The tribunal is investigating claims of Garda collusion in the 1989 murders of two senior RUC officers.
Counsel for Mr Scappaticci, Martin O'Rourke, applied for a second counsel for his client - who has denied the allegations made against him
The chairman of the tribunal, Judge Peter Smithwick, said he would consider that request if Mr Scappaticci would agree to give a statement to the tribunal and turn up to give evidence.
"That is being given active consideration by my client," replied Mr O'Rourke.
The tribunal was told on Friday of an IRA death threat sent to Mr Fulton's address in Newry in February 2001.
"You have been sentenced by court martial in your absence. You are charged. General order no. 5 part 5, general order no. 11, on both charges you were found guilty. The penalty for both charges is death. Sentence to be carried out at our convenience."
The letter was signed "'P O'Neill, Oglaigh na hEireann".
When asked why he had travelled from the UK to give evidence to the tribunal Mr Fulton said: "I started something and I had to finish it."
When asked what would the IRA think about what he was doing in giving evidence Mr Fulton said: "It's treachery, they would kill me."

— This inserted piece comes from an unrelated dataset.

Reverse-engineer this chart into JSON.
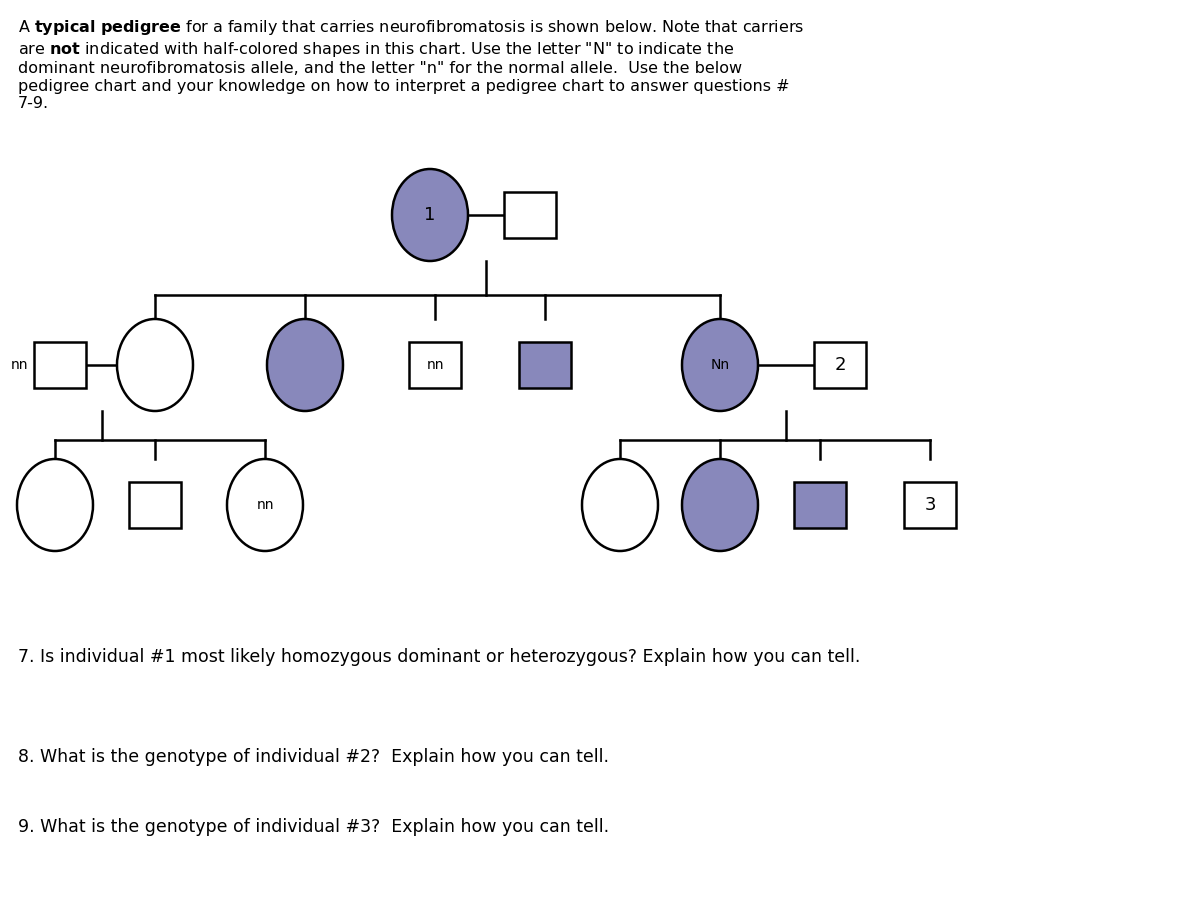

He denied he was lying about the collusion allegations he made against a former Dundalk-based garda Det Sgt Owen Corrigan. Mr Corrigan denies all allegations of collusion.
Earlier on Friday, Mr Fulton claimed a former IRA bomb-maker was a secret agent or was being protected by some state agencies "north and south".
The former agent spoke of how he came to the conclusion that Patrick 'Mooch' Blair was effectively another agent.
"After the Omagh bomb I did target him specifically but it was all thwarted by police," he said.
Mr Fulton claimed he had passed on information about Blair to his handlers and what he described as "golden opportunities" to arrest him were not followed up.
"He was being protected by some state agency north and south," he said. "He walked on water, so more or less, he was an agent."
Blair was sentenced to 15 years in prison in Northern Ireland in 1975 for the attempted murder of an RUC officer and possession of firearms.
He has previously acknowledged to the tribunal that he was active in the IRA over three decades but denied he was a commander, saying he was no more then a "volunteer".
The tribunal is investigating the murders of Chief Superintendent Harry Breen and Superintendent Bob Buchanan.
They were shot dead in south Armagh shortly after leaving a meeting at Dundalk Garda station.
Mr Fulton was also cross-examined by Martin O' Rourke, legal counsel for Mr Scappaticci.
"Do you deliberately overstate your own importance," Mr O'Rourke asked.
"No, I am not as important or unimportant as anyone else" Mr Fulton replied. "Maybe your client is understating his importance."
During heated exchanges Mr Fulton told Mr Scappaticci's legal counsel that it was an "actual fact" that your client "is an informer and he is 'Stakeknife'".
Mr Fulton also spoke of his wish to "recede into the background".
"I would like to disappear, I am sure there are some people who could arrange that," he said.